Rafiki was one of Uganda's best known and most beloved gorillas. Uganda Wildlife Authority / Facebook

Four poachers in Uganda were arrested for killing one of the country’s rare silverback mountain gorillas, according to CNN.


Rafiki was one of Uganda’s best known and most beloved gorillas. The 25-year-old gorilla was part of the famed Nkuringo gorilla group that lives in the Bwindi Impenetrable National Park and is popular with tourists. Mountain gorillas are an endangered species.

There are just over 1,000 mountain gorillas in existence. Those low numbers caused the Uganda Wildlife Authority (UWA) to describe the death as a “very big blow,” according to the BBC.

The UWA tweeted out a picture of Rafiki along with a statement about the arrest.

Twitter

The statement said that one of the detained men had been found in possession of wild hog meat, rope and wire snares and spears. It also said that an investigation of Rafiki’s death “after a postmortem report revealed that the Silverback sustained an injury by a sharp device/object that penetrated its left upper part of the abdomen up to the internal organs.”

If the four men accused of killing Rafiki are convicted, they will face a life sentence or a fine of .4 million for killing an endangered species, according to the BBC. In the statement, the man who speared Rafiki claimed that they were in a group to hunt in the park when they came across a group of gorillas, and that Rafiki charged at them.

Rafiki first went missing on June 1, but his body was found the next day. At the time Rafiki died, the Nkuringo group had 17 gorillas, the release said. The silverback was the dominant male in the group that also included three blackbacks or younger mature males, eight adult females, two juveniles and three infants, according to the UWA, as CNN reported. Adult mountain gorillas have the distinctive silverback shading.

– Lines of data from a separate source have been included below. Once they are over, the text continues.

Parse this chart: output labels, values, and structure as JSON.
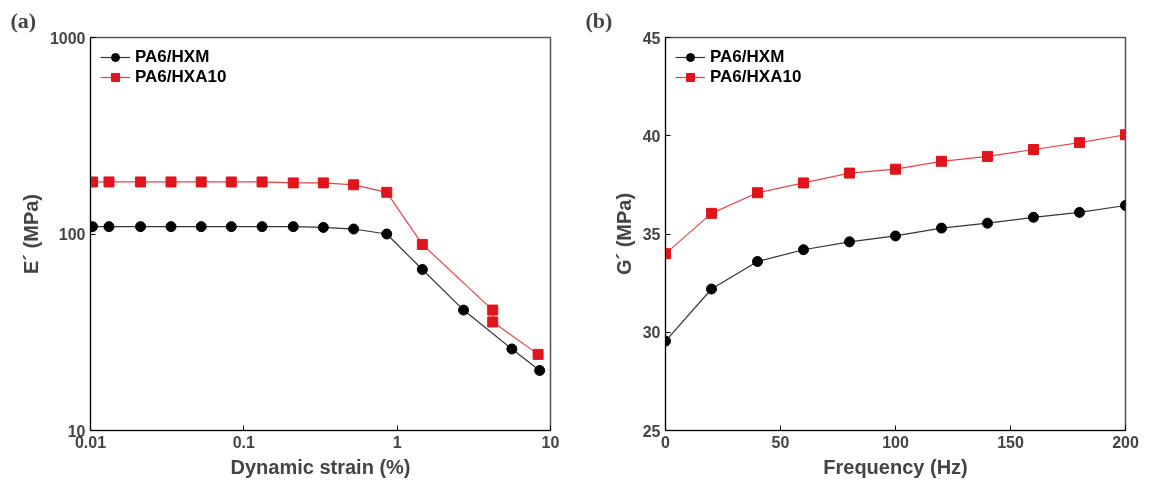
{
  "chart_data": [
    {
      "type": "line",
      "title": "(a)",
      "xlabel": "Dynamic strain (%)",
      "ylabel": "E´ (MPa)",
      "log": "xy",
      "xlim": [
        0.01,
        10
      ],
      "ylim": [
        10,
        1000
      ],
      "xticks": [
        0.01,
        0.1,
        1,
        10
      ],
      "yticks": [
        10,
        100,
        1000
      ],
      "grid": false,
      "legend": "top left",
      "series": [
        {
          "name": "PA6/HXM",
          "color": "#000000",
          "marker": "circle",
          "x": [
            0.0103,
            0.0132,
            0.0212,
            0.0335,
            0.0527,
            0.0828,
            0.1315,
            0.21,
            0.33,
            0.52,
            0.855,
            1.46,
            2.71,
            5.6,
            8.5
          ],
          "values": [
            109,
            109,
            109,
            109,
            109,
            109,
            109,
            109,
            108,
            106,
            100,
            66,
            41,
            26,
            20.2
          ]
        },
        {
          "name": "PA6/HXA10",
          "color": "#e0141b",
          "marker": "square",
          "x": [
            0.0103,
            0.0132,
            0.0212,
            0.0335,
            0.0527,
            0.0828,
            0.1315,
            0.21,
            0.33,
            0.52,
            0.855,
            1.46,
            4.2,
            4.2,
            8.3
          ],
          "values": [
            184,
            184,
            184,
            184,
            184,
            184,
            184,
            182,
            182,
            178,
            163,
            88.5,
            41,
            35.7,
            24.4
          ]
        }
      ]
    },
    {
      "type": "line",
      "title": "(b)",
      "xlabel": "Frequency (Hz)",
      "ylabel": "G´ (MPa)",
      "xlim": [
        0,
        200
      ],
      "ylim": [
        25,
        45
      ],
      "xticks": [
        0,
        50,
        100,
        150,
        200
      ],
      "yticks": [
        25,
        30,
        35,
        40,
        45
      ],
      "grid": false,
      "legend": "top left",
      "series": [
        {
          "name": "PA6/HXM",
          "color": "#000000",
          "marker": "circle",
          "x": [
            0,
            20,
            40,
            60,
            80,
            100,
            120,
            140,
            160,
            180,
            200
          ],
          "values": [
            29.55,
            32.2,
            33.6,
            34.2,
            34.6,
            34.9,
            35.3,
            35.55,
            35.85,
            36.1,
            36.45
          ]
        },
        {
          "name": "PA6/HXA10",
          "color": "#e0141b",
          "marker": "square",
          "x": [
            0,
            20,
            40,
            60,
            80,
            100,
            120,
            140,
            160,
            180,
            200
          ],
          "values": [
            34.0,
            36.05,
            37.1,
            37.6,
            38.1,
            38.3,
            38.7,
            38.95,
            39.3,
            39.65,
            40.05
          ]
        }
      ]
    }
  ]
}
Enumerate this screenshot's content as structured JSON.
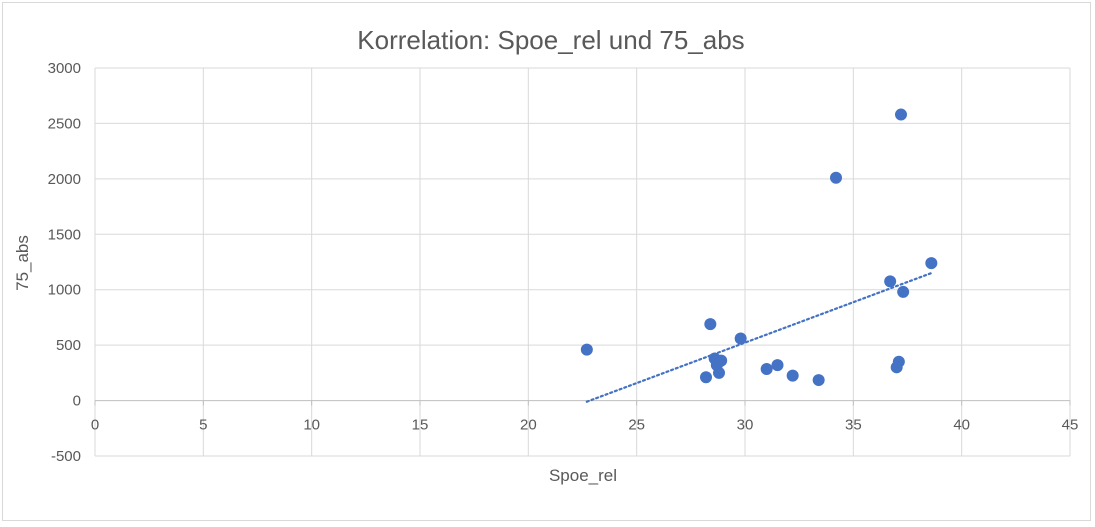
{
  "chart_data": {
    "type": "scatter",
    "title": "Korrelation: Spoe_rel und 75_abs",
    "xlabel": "Spoe_rel",
    "ylabel": "75_abs",
    "xlim": [
      0,
      45
    ],
    "ylim": [
      -500,
      3000
    ],
    "xticks": [
      "0",
      "5",
      "10",
      "15",
      "20",
      "25",
      "30",
      "35",
      "40",
      "45"
    ],
    "yticks": [
      "-500",
      "0",
      "500",
      "1000",
      "1500",
      "2000",
      "2500",
      "3000"
    ],
    "grid": true,
    "legend": "none",
    "series": [
      {
        "color": "#4472c4",
        "points": [
          {
            "x": 22.7,
            "y": 460
          },
          {
            "x": 28.2,
            "y": 210
          },
          {
            "x": 28.4,
            "y": 690
          },
          {
            "x": 28.6,
            "y": 380
          },
          {
            "x": 28.7,
            "y": 320
          },
          {
            "x": 28.8,
            "y": 250
          },
          {
            "x": 28.9,
            "y": 360
          },
          {
            "x": 29.8,
            "y": 560
          },
          {
            "x": 31.0,
            "y": 285
          },
          {
            "x": 31.5,
            "y": 320
          },
          {
            "x": 32.2,
            "y": 225
          },
          {
            "x": 33.4,
            "y": 185
          },
          {
            "x": 34.2,
            "y": 2010
          },
          {
            "x": 36.7,
            "y": 1075
          },
          {
            "x": 37.0,
            "y": 300
          },
          {
            "x": 37.1,
            "y": 350
          },
          {
            "x": 37.2,
            "y": 2580
          },
          {
            "x": 37.3,
            "y": 980
          },
          {
            "x": 38.6,
            "y": 1240
          }
        ]
      }
    ],
    "trendline": {
      "type": "linear",
      "style": "dotted",
      "color": "#4472c4",
      "x_start": 22.7,
      "x_end": 38.6,
      "y_start": -10,
      "y_end": 1150
    }
  }
}
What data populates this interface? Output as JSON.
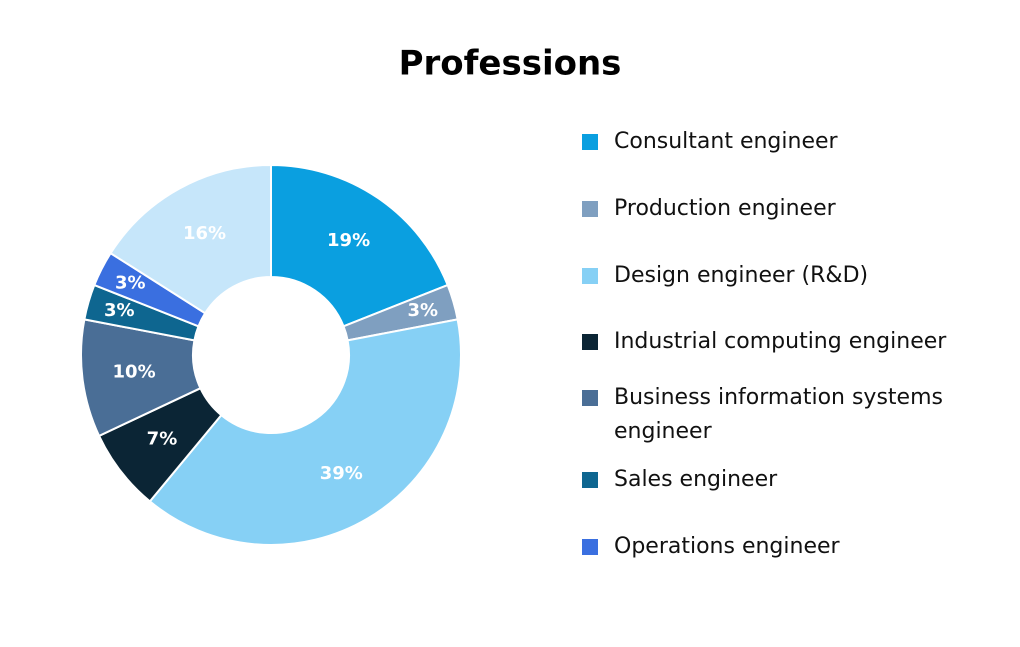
{
  "chart_data": {
    "type": "donut",
    "title": "Professions",
    "categories": [
      "Consultant engineer",
      "Production engineer",
      "Design engineer (R&D)",
      "Industrial computing engineer",
      "Business information systems engineer",
      "Sales engineer",
      "Operations engineer",
      null
    ],
    "values": [
      19,
      3,
      39,
      7,
      10,
      3,
      3,
      16
    ],
    "value_labels": [
      "19%",
      "3%",
      "39%",
      "7%",
      "10%",
      "3%",
      "3%",
      "16%"
    ],
    "colors": [
      "#0a9fe0",
      "#7f9fc0",
      "#86d0f5",
      "#0b2535",
      "#4a6e96",
      "#0e6690",
      "#3a6fe0",
      "#c6e6fa"
    ]
  }
}
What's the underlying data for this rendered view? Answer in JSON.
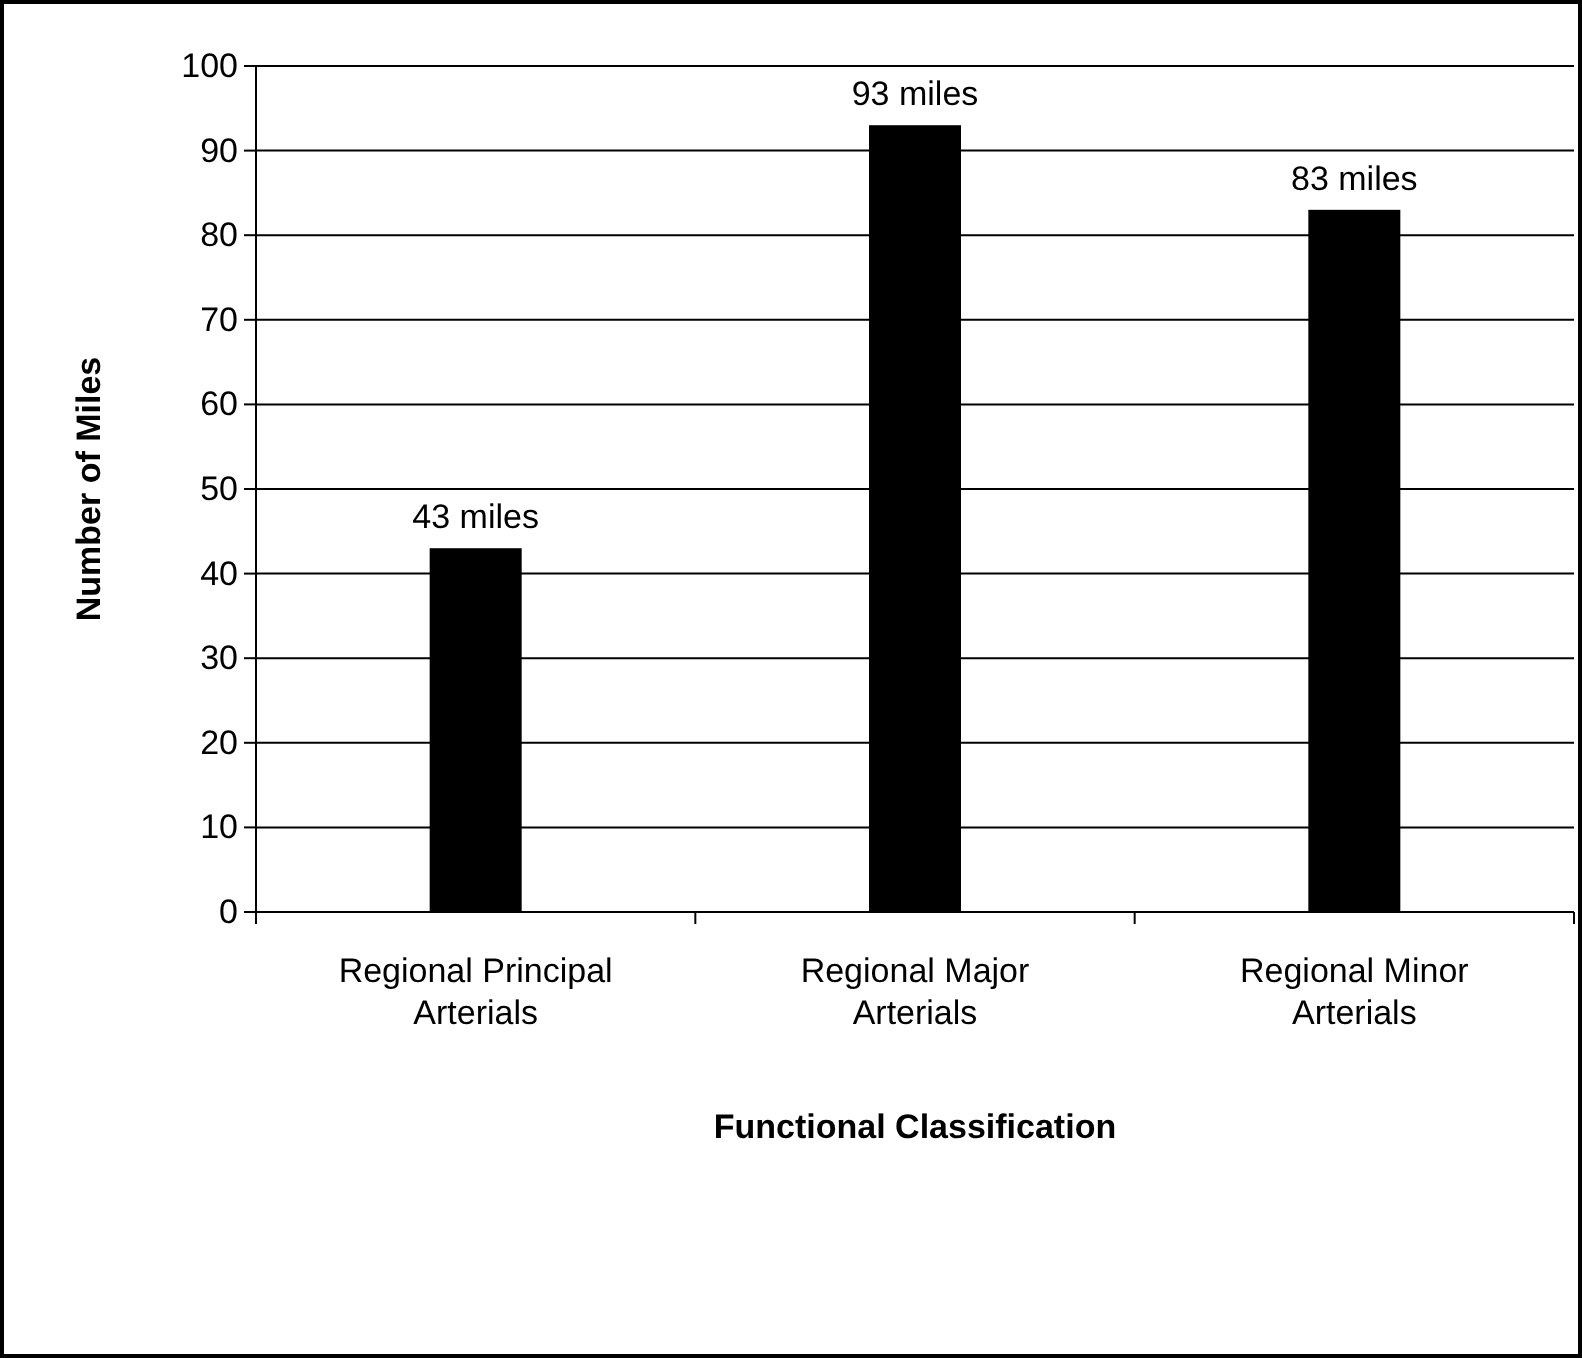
{
  "chart_data": {
    "type": "bar",
    "xlabel": "Functional Classification",
    "ylabel": "Number of Miles",
    "categories": [
      "Regional Principal Arterials",
      "Regional Major Arterials",
      "Regional Minor Arterials"
    ],
    "values": [
      43,
      93,
      83
    ],
    "color": "#000000",
    "value_labels": [
      "43 miles",
      "93 miles",
      "83 miles"
    ],
    "ylim": [
      0,
      100
    ],
    "yticks": [
      0,
      10,
      20,
      30,
      40,
      50,
      60,
      70,
      80,
      90,
      100
    ],
    "grid": "y"
  }
}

The group was the first to reside in the southern section of the park that is home to about half of the world’s mountain gorilla population.

This group led by Rafiki was described as habituated, meaning that its members were used to human contact.

“The death of Rafiki leaves the group unstable and there is the possibility that it could disintegrate,” Bashir Hangi from the UWA told the BBC. “It has no leadership at this time and it could be taken over by a wild silverback.”

If a wild silverback became the dominant male of the group, it might start to shun human contact, which would negatively affect tourism, according to the BBC.

Bwindi Impenetrable National Park, a UNESCO world heritage site near Uganda’s border with the Democratic Republic of Congo, is a 120 square-mile patch of dense tropical forest that is home to primates, elephants, antelopes and other wildlife. Nearly 400 mountain gorillas live there, which is roughly half the world’s population, and, by far, the park’s largest attraction to tourists, as Reuters reported.

As the BBC reported, mountain gorillas are restricted to protected areas in the Democratic Republic of Congo, Rwanda and Uganda. In addition to making a habitat in Bwindi Impenetrable National Park, the species extends out to a network of parks in the Virunga Massif range of mountains that make up the borders of the three countries.

The International Union for Conservation of Nature upgraded the species’ prospects from critically endangered to endangered, after intensive conservation efforts, including anti-poaching patrols, paid off.